Des stars de Hollywood qui défraient la chronique par leurs frasques ; une femme alcoolique, Rachel Maddox, tenue en laisse par l’argent de son mari, qui rumine sa vengeance ; la mafia russe qui doit trouver un nouveau business pour blanchir son argent sale ; la brigade criminelle du LAPD, avec à sa tête le détective Roy Devine, qui enquête sur un rapprochement entre la bande à Razov et la Cosa Nostra de la côte ouest de Don Luciano ; des petites frappes, dealers en gros, qui se verraient bien devenir les rois de la jungle : voilà le monde de « Blue Estate », cocktail explosif qui voit Hollywood dangereusement frayer avec la pègre locale…

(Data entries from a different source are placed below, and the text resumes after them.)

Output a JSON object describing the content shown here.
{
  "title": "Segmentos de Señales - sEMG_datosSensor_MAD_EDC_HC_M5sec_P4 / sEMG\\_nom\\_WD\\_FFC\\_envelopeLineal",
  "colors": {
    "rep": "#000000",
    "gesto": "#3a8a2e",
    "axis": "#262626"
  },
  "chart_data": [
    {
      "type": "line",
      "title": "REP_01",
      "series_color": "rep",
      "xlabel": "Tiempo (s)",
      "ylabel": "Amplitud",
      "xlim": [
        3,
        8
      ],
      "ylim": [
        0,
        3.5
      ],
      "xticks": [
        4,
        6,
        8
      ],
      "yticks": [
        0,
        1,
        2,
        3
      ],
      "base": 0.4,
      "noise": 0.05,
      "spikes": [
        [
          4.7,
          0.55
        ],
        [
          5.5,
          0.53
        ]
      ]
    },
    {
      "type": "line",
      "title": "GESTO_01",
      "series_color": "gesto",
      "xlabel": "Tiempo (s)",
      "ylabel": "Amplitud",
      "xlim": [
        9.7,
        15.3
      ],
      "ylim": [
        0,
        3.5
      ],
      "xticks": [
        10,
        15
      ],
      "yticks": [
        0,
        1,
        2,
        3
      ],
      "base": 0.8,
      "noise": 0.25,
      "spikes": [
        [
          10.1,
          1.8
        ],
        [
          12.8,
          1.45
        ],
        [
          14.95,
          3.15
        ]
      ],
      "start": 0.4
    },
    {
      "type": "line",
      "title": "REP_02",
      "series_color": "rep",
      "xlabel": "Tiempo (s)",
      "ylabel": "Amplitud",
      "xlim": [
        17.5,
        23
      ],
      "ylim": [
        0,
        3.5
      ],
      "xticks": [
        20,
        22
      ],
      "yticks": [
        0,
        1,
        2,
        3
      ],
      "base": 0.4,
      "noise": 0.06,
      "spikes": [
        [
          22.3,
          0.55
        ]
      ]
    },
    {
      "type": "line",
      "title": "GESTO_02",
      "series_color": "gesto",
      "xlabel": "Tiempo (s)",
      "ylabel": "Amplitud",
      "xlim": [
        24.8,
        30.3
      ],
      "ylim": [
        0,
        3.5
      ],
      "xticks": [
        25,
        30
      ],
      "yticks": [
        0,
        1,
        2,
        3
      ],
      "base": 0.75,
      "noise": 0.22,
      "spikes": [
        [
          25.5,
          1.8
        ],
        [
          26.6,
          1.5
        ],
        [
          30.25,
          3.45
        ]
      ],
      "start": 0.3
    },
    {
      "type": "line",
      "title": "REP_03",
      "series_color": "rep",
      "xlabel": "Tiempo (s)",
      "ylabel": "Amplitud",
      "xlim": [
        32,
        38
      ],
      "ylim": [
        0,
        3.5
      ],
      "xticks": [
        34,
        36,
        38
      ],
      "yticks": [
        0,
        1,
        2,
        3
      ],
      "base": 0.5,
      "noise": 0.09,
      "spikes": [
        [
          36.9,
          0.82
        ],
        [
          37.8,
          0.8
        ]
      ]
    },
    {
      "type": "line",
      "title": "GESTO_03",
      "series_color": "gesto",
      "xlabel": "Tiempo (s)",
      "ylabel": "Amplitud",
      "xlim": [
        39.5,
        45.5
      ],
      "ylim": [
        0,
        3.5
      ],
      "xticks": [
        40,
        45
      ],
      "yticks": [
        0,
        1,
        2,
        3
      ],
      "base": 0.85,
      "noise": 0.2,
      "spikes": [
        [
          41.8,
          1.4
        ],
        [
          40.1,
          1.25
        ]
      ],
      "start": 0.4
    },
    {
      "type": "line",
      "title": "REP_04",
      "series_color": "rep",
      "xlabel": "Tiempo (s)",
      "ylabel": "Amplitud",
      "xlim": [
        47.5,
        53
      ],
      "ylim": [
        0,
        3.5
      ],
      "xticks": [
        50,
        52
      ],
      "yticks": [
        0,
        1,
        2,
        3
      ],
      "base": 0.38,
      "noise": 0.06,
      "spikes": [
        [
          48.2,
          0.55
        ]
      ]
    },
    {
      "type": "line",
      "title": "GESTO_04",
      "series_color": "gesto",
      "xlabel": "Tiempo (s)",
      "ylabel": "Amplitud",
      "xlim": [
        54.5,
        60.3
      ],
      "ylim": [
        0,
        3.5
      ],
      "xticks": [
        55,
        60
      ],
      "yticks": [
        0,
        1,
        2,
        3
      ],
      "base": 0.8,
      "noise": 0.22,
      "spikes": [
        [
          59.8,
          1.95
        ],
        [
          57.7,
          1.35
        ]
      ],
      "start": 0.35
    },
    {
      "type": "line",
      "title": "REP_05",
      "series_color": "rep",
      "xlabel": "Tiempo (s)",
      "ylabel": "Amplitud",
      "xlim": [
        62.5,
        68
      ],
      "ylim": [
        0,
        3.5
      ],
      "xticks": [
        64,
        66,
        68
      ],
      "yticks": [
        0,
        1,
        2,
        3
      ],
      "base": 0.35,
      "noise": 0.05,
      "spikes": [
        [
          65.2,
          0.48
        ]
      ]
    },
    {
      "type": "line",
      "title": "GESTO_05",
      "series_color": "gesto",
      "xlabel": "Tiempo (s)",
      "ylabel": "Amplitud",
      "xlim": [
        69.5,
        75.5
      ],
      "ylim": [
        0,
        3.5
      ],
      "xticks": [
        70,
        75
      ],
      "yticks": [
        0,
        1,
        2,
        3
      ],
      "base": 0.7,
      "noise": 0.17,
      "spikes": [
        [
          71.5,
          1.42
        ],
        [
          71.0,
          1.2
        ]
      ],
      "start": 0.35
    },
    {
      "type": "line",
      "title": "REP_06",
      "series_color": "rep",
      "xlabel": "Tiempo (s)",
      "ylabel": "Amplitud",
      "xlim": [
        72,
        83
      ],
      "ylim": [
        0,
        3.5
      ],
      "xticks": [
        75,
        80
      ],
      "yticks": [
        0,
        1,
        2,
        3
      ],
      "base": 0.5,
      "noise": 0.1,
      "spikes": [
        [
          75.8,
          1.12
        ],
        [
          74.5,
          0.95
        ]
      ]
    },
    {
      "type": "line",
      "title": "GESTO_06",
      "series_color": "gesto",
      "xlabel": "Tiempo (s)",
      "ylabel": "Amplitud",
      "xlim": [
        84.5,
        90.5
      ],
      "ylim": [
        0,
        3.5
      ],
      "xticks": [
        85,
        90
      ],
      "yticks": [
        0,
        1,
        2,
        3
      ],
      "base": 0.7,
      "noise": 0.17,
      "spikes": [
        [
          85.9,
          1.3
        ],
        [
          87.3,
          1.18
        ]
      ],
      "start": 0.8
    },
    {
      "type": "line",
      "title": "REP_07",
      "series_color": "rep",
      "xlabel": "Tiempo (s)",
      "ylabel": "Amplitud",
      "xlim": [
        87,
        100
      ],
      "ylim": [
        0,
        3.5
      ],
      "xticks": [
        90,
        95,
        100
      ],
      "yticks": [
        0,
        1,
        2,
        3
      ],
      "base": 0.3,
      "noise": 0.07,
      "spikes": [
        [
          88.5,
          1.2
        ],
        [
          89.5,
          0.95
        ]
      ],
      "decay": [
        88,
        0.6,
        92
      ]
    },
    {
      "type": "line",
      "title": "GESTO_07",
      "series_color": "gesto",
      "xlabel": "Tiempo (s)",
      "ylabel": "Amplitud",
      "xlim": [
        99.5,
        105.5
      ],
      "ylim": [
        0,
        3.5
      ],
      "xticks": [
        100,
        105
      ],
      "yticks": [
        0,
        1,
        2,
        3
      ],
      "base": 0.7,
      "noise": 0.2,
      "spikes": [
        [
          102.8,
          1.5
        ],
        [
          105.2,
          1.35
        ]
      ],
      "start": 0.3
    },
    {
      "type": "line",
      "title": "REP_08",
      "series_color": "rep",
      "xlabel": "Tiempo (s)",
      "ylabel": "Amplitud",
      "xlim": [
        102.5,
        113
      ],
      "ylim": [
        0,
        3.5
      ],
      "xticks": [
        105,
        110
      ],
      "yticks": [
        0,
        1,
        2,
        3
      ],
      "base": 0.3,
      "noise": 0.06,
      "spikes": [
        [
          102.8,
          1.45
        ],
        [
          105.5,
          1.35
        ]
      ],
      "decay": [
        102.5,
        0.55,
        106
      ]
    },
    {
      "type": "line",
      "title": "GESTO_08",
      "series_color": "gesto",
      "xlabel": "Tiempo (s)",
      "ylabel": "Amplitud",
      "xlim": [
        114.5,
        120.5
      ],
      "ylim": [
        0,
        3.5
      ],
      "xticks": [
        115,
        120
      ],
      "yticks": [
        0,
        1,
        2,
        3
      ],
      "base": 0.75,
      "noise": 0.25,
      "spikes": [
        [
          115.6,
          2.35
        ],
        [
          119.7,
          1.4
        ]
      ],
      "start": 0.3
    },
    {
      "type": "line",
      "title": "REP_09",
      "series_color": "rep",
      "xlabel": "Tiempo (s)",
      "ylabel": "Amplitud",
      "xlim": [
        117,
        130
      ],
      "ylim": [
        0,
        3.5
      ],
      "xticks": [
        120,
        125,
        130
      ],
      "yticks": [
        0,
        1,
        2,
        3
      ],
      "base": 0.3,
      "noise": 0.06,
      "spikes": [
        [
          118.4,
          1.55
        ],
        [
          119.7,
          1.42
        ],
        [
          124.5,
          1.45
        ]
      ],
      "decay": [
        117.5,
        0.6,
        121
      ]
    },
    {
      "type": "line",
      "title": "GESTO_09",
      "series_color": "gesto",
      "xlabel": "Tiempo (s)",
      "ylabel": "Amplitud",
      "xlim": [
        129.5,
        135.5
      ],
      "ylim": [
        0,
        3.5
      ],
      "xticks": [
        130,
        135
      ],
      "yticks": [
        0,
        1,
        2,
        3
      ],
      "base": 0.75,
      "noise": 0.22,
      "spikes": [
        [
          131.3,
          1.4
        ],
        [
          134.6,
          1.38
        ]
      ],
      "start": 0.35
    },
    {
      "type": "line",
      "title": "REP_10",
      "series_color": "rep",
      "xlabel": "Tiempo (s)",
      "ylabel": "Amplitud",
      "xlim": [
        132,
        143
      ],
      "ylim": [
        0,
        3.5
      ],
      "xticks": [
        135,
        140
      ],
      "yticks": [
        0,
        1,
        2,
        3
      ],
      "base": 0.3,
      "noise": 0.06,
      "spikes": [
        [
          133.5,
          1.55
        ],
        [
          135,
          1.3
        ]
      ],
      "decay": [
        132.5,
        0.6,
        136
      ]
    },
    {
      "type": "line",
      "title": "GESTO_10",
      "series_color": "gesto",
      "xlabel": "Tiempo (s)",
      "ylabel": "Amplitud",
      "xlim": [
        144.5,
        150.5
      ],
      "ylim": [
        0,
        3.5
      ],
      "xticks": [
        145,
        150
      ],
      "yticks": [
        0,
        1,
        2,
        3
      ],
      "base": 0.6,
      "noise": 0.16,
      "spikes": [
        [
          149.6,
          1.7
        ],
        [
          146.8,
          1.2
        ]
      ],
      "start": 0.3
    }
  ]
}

Violence, montagnes de coke, bad boys, petits voyous qui se croient de taille pour rivaliser avec les caïds, strip-teaseuses sexys, flics incorruptibles prêts à aller au bout de leur mission : Viktor Kalvachev n’a oublié aucun des ingrédients du genre dans sa relecture hommage du polar hard-boiled.

Mais si le canevas n’est pas des plus originaux (à l’instar de sa couverture aguicheuse), ce tome 1 s’avère néanmoins accrocheur. Car prenant la forme du récit choral, il présente, dans un style convaincant -la narration est hyper rythmée, le découpage surprenant et le dessin nerveux- les différentes pièces d’un puzzle amenées à s’assembler progressivement pour composer un tableau final (glauque et sombre à souhait, on le pressent) que l’on a, du coup, bien envie de découvrir. D’autant que le label Hostile Holster (à qui l’on doit déjà le très bon diptyque « We Are The Night ») sait y faire pour emballer ses séries dans des écrins soignés.